Neglecting the involutary ‘sudden realizations/revelations’ that are often independent of language, we think in language. We discuss in language, we form opinions in language, we articulate in language. Different languages  stimulate different types of thinking and focus on slightly different parts of the brain. Some are more mathematical, some are more expressive/vivid. Some have really complicated rules while others are simpler.

I consider that at the current state of evolution, our brains, no matter how efficient or good the use be (consider geniuses and super geniuses), there is a limit to our capacity for understanding – even in a particular subject or domain. One can be the best in the world, but one cannot be the best. Our brains are like a machine and a machine is always defined by its limits. Fortunately, right now we do not know the limit of our brains capabilities and I am assuming (and I hope I am right), we are performing way below our current limits.

However, a machine can always be tweaked for maximum performance and efficiency .

Language is like grease for our brains. And while just any language is fine for general usage, what if there are certain languages that promote a more scientific and logical way of thinking? On the other hand, what if in a language (or even any language we know so far), no matter how hard we try, certain concepts cannot be properly defined or understood.

There are many things – abstract and physical- that cannot be defined accurately using language.

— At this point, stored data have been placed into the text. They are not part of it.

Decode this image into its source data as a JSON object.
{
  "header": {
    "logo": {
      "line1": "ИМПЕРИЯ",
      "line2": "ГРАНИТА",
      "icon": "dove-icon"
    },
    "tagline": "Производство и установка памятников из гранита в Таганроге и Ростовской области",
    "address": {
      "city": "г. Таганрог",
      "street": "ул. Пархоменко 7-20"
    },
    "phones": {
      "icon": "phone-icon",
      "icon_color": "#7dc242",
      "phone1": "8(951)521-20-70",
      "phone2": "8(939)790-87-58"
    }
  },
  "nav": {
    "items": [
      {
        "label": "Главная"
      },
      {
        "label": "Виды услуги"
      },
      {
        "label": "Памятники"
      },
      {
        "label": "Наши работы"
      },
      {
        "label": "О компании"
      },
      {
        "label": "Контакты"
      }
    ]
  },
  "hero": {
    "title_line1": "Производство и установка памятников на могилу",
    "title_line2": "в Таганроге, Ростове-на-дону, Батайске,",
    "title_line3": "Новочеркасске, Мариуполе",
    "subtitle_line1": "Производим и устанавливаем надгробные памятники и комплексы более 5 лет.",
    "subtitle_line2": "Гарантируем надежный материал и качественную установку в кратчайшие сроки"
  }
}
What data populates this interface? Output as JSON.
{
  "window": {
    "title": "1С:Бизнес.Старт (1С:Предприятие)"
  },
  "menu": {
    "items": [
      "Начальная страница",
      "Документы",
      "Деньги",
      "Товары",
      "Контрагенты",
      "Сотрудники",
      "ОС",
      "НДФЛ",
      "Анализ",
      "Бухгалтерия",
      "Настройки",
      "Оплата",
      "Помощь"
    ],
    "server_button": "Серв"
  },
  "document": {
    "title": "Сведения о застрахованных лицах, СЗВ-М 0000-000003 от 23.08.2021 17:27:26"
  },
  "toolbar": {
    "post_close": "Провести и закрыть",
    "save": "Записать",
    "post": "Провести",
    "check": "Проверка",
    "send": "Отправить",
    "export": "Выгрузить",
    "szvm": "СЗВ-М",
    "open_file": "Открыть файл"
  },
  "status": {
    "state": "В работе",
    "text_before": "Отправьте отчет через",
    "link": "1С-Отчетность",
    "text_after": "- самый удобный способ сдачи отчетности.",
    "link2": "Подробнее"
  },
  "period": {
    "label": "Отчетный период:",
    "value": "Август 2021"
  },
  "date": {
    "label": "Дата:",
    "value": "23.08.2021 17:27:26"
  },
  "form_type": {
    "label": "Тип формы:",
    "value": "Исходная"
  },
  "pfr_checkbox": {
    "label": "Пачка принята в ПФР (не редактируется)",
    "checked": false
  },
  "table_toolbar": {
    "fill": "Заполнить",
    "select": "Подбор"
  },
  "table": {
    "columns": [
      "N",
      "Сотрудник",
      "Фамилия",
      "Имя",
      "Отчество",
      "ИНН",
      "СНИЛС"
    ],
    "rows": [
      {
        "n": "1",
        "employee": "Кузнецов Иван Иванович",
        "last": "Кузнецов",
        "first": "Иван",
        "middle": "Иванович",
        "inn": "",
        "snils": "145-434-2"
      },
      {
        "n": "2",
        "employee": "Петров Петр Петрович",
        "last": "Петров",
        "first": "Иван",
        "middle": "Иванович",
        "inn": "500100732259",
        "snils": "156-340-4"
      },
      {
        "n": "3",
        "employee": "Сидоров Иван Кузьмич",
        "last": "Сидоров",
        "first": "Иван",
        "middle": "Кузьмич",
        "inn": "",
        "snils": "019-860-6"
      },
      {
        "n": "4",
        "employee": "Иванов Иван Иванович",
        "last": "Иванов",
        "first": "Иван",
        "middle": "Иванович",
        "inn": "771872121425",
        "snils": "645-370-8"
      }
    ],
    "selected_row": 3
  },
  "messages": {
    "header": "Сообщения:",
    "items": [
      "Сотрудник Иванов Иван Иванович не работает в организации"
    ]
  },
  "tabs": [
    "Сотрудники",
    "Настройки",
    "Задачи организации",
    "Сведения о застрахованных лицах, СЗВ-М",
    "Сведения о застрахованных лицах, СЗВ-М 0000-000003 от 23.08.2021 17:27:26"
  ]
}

Consider the definition of ‘cringe’ for example. The Cambridge Dictionary defines cringe as to ‘feel very embarrassed’. But, anyone who has cringed on seeing a cringy video on YouTube for example knows that it is not exactly ’embarrassed’. It is something that is hard to articulate using the English language. And instead of finding a solution to that problem, we have gone around its meaning in the official definition.

Isn’t there a possibility that there are certain concepts (which we may not have discovered or thought of yet) that cannot be expressed in (one or many) language(s)? Sure there is mathematics to express many things but articulation, expression and further conceptual underpinning is often better done in language (probably because of this wondrous ability of mathematics to express many un-explainable concepts, it is widely regarded as the ‘language for understanding the universe’). Along the same lines, because we often try to make sense of and explain new discoveries and observations using language, there is also a possibility that because of these hidden inadequacies, we are missing many understandings and revelations.

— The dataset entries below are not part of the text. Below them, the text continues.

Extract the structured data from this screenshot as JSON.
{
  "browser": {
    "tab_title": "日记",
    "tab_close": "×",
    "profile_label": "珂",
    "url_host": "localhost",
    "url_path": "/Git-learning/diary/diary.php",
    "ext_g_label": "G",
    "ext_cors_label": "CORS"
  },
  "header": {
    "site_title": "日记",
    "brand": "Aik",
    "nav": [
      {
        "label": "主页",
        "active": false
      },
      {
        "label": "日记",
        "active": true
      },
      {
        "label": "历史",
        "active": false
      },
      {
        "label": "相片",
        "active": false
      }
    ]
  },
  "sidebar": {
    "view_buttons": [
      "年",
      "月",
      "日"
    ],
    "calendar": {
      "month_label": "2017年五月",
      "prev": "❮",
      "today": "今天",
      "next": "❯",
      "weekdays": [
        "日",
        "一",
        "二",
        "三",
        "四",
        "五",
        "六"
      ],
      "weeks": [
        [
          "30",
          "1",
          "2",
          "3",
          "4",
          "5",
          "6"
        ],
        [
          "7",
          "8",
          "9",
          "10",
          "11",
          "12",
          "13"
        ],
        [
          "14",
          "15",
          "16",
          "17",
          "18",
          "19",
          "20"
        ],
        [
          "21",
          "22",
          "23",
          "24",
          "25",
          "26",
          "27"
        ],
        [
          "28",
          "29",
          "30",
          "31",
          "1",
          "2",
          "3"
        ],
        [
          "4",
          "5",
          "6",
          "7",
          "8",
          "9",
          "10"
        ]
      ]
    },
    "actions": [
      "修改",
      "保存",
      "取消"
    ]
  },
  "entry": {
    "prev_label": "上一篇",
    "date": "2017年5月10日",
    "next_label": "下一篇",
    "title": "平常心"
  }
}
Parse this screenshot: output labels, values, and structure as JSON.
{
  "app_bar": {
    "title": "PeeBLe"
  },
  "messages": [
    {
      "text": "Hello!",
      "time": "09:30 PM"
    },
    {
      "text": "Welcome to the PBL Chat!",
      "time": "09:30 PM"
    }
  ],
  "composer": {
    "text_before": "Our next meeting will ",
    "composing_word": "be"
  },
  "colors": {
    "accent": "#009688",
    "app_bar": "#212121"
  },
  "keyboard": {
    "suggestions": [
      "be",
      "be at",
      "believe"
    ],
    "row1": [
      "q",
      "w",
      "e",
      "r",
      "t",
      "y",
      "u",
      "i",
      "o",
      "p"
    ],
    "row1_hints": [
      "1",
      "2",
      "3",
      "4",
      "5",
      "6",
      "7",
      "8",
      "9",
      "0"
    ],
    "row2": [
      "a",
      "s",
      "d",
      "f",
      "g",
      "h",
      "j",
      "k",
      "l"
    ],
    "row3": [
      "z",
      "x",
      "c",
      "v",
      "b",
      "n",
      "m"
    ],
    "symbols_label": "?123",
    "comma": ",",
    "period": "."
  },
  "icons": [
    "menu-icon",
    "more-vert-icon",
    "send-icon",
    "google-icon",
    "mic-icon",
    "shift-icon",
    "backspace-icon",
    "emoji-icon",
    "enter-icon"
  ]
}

Is there a possibility that language turning out to be a limitation instead of a tool? Do we need to tweak language(s) at a fundamental level for adapting to different types of sciences? Or maybe even use different languages for different purposes and in different fields? Do we need to improve or even change the grease of our engines? Is language a big limitation today?

P.S.: A fundamental problem is that we will approach these questions using the same (possibly flawed) languages we are using now which makes future invented languages highly susceptible to carrying the same deficiencies.